Os portugueses não entraram no estudo, mas o especialista em segurança online, Tito de Morais, acredita que a realidade nacional será semelhante, até porque há poucas diferenças entre os jovens dos nove países do estudo.
Também não são raros os relatos que Cristiane Miranda e Tito de Morais ouvem quando vão às escolas. Em todas as sessões, é normal aparecer pelo menos uma mãe preocupada. Quase nunca são casos que configuram um cibercrime, mas nem por isso deixam de preocupar os dois representantes da “Agarrados à Net”.
“O caso mais recente foi de uma menina de 13 anos que estava a ser alvo de extorsão sexual por um rapaz mais velho”, recordou Tito de Morais, que em 2003 criou a primeira associação em Portugal preocupada com a forma como crianças e jovens estavam a usar a internet.
Raparigas de 12 e 13 anos a enviar nudes sem perceber a gravidade do ato e casos de rapazes viciados em jogos online são outras das histórias que conhecem.
Tito de Morais acrescenta que “muitas vezes, os jovens não têm noção de estarem a cometer atos e condutas criminais”, nem sabem que podem incorrer em penas pesadas.
O especialista sublinha que estes casos “não acontecem da noite para o dia” e que os pais devem estar atentos quando as crianças começam a usar os dispositivos.
“Cada vez mais cedo, os miúdos são entregues às tecnologias online e ficam sozinhos, sem qualquer acompanhamento”, lamenta, alertando as famílias para a importância de estarem presentes quando as crianças “começam a despertar para a internet”.

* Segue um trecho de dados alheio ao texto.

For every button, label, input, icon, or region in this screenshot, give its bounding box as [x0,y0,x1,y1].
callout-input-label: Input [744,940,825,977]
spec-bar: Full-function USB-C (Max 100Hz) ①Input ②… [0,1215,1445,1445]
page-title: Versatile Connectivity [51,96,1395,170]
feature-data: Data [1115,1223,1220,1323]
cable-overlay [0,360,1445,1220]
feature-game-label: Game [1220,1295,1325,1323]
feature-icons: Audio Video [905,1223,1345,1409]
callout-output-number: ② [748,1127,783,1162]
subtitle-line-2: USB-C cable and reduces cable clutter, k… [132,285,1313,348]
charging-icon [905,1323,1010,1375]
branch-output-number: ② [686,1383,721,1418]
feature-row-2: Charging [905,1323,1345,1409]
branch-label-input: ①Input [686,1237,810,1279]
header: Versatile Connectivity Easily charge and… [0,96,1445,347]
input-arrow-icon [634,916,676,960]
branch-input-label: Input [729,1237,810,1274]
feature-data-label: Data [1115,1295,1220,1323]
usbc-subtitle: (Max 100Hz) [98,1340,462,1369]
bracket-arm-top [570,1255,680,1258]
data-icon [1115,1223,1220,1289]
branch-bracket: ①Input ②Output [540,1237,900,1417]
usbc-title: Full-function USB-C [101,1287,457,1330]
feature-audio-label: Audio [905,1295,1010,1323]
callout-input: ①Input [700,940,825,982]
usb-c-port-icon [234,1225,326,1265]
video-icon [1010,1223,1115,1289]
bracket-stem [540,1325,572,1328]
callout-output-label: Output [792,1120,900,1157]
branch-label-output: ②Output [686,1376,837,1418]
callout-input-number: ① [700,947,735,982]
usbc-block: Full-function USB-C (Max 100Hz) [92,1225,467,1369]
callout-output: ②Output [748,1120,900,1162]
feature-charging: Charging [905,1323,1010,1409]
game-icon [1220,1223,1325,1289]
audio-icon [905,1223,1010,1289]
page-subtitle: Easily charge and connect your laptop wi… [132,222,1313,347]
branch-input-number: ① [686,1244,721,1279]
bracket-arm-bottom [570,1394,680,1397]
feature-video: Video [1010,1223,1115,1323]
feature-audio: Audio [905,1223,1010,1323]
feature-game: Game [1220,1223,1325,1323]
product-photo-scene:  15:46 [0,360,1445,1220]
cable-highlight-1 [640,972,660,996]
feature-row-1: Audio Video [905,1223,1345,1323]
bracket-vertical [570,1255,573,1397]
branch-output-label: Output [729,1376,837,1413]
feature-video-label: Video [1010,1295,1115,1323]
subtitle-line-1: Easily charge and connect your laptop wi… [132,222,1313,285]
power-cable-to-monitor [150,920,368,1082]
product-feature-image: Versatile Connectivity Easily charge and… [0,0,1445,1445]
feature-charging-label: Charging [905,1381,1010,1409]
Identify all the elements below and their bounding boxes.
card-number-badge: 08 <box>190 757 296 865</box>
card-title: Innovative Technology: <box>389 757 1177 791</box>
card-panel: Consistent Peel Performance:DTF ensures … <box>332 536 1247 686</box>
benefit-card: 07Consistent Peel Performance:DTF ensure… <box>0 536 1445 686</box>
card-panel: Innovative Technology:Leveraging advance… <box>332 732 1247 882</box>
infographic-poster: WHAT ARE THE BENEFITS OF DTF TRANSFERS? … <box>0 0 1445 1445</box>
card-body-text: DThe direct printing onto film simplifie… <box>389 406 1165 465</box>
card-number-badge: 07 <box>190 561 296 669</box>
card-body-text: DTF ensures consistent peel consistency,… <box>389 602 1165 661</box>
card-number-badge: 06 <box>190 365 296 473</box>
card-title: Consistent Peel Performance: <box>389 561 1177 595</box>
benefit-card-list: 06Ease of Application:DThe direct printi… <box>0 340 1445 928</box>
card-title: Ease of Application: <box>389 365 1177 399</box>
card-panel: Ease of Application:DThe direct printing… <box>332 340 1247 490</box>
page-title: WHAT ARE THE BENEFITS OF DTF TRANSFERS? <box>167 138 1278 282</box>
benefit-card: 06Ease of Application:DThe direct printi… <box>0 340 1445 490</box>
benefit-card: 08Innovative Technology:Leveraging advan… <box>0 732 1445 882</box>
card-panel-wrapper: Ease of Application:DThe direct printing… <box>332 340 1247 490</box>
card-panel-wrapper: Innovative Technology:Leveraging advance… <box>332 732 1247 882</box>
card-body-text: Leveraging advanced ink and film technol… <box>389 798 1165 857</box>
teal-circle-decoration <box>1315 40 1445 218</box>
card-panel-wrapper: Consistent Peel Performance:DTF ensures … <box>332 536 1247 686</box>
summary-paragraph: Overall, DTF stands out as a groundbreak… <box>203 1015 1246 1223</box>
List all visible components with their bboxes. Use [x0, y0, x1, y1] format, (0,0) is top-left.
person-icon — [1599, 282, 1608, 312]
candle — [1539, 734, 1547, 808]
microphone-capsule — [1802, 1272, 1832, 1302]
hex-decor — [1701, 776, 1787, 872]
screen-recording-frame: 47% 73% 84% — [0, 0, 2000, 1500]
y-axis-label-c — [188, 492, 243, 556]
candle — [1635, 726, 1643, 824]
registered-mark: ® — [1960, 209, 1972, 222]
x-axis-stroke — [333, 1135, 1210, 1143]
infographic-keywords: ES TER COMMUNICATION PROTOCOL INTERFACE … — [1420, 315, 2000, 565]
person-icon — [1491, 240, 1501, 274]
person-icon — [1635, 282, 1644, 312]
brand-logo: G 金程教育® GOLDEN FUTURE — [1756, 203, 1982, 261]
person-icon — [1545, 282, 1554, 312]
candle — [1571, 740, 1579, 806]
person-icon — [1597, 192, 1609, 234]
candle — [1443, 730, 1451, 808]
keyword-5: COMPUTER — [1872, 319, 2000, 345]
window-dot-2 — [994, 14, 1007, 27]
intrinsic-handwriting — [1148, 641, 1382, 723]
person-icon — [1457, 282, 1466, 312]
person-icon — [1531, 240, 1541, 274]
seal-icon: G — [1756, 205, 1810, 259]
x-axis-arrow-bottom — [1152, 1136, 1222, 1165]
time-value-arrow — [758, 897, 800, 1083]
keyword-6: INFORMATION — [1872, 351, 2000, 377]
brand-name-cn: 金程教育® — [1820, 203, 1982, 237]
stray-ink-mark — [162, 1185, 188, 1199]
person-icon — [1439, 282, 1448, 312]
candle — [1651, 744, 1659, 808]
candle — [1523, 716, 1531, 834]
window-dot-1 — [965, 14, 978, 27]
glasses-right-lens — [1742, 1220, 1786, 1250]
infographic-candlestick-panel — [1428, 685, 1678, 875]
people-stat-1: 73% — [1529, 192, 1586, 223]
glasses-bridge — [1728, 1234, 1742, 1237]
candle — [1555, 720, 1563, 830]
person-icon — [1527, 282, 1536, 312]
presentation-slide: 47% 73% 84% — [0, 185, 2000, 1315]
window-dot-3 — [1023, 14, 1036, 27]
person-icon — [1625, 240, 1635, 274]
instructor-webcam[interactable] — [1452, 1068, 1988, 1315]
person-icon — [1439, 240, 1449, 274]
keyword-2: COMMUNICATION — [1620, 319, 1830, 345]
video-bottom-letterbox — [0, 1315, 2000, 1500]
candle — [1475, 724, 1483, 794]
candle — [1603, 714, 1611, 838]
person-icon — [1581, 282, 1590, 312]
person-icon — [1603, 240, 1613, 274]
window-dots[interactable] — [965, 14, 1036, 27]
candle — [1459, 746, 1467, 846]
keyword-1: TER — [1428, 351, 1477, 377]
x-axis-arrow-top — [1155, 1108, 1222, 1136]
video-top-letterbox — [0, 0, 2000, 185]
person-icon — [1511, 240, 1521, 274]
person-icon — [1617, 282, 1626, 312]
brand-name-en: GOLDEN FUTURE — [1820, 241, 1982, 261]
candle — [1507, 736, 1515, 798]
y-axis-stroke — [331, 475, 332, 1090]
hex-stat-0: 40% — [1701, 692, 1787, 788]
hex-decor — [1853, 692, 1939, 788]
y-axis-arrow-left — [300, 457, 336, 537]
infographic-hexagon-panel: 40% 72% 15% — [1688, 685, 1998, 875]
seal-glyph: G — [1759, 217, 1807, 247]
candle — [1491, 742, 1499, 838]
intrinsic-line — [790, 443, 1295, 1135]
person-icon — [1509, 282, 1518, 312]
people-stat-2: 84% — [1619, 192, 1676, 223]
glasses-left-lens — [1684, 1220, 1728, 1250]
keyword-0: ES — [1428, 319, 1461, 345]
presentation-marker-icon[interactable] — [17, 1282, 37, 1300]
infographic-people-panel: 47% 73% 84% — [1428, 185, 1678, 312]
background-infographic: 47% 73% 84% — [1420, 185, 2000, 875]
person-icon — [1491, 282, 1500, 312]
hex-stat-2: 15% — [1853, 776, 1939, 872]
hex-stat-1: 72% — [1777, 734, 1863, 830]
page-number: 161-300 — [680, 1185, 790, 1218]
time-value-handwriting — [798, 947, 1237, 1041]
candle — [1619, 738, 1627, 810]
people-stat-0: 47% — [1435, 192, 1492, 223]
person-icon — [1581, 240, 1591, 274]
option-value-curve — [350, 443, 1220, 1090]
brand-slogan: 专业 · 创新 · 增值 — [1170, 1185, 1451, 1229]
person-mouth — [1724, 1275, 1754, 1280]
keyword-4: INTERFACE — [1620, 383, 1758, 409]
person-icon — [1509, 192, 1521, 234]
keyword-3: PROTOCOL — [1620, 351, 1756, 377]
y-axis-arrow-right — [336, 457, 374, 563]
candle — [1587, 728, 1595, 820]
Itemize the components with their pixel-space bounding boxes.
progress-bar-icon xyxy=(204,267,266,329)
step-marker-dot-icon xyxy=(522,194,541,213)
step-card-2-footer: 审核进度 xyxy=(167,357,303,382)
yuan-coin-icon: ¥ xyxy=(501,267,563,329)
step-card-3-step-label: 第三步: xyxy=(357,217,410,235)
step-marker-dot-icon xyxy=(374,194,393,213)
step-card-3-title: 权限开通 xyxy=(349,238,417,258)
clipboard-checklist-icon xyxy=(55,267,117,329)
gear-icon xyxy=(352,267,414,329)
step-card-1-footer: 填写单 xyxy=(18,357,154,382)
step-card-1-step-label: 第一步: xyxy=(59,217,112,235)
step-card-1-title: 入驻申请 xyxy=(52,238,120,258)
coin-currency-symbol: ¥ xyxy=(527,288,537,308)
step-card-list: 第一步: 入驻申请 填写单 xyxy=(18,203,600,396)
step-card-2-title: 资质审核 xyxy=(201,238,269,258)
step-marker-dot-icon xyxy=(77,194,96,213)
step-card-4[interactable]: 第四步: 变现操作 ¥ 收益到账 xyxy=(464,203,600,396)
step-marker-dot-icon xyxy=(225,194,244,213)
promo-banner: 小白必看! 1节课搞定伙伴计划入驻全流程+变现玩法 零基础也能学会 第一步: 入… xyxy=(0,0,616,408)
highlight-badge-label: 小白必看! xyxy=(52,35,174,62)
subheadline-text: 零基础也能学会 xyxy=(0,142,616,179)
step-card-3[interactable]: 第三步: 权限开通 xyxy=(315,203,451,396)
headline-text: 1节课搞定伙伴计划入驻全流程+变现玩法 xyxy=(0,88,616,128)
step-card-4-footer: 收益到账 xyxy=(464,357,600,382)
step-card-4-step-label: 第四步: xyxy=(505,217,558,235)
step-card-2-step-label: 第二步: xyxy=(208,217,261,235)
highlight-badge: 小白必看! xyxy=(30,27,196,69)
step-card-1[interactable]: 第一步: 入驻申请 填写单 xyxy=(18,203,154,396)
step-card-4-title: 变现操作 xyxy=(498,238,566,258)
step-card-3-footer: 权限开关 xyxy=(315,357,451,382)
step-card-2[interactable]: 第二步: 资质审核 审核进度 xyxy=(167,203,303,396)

Nas sessões nas escolas, Tito de Morais já teve crianças de oito anos a quererem saber “o que era a darkweb ou o que era o Tor”, um navegador da darkweb que garante o anonimato.
“É quando andam na escola que começam a entrar neste mundo”, lembra o especialista, explicando que as motivações vão desde querer ganhar fama entre os colegas até querer “entrar nos sistemas das escolas para alterar as notas”.
Uns são autodidatas, outros aprendem com os colegas. Todos correm riscos “quando começam a entrar na darkweb e na darknet“, alertou Tito de Morais.
Há mais de duas décadas que alerta para os perigos do uso da internet, tendo criado em 2003 o projeto “MiudosSegurosNa.Net” para ajudar famílias, escolas e comunidades a promover uma utilização responsável e segura.
O fundador do Projeto MiudosSegurosNa.Net lamenta a pouca investigação sobre a cibercriminalidade juvenil e lembra que os grandes temas do inicio do século se mantêm atuais.
A grande revolução nos últimos 20 anos foi o aparecimento de dispositivos táteis, que vieram permitir o seu uso a qualquer pessoa, mesmo sem saber ler. A evolução da tecnologia fez descer a idade de utilização de forma drástica: “hoje temos crianças de meses a usar smartphones“, lamentou.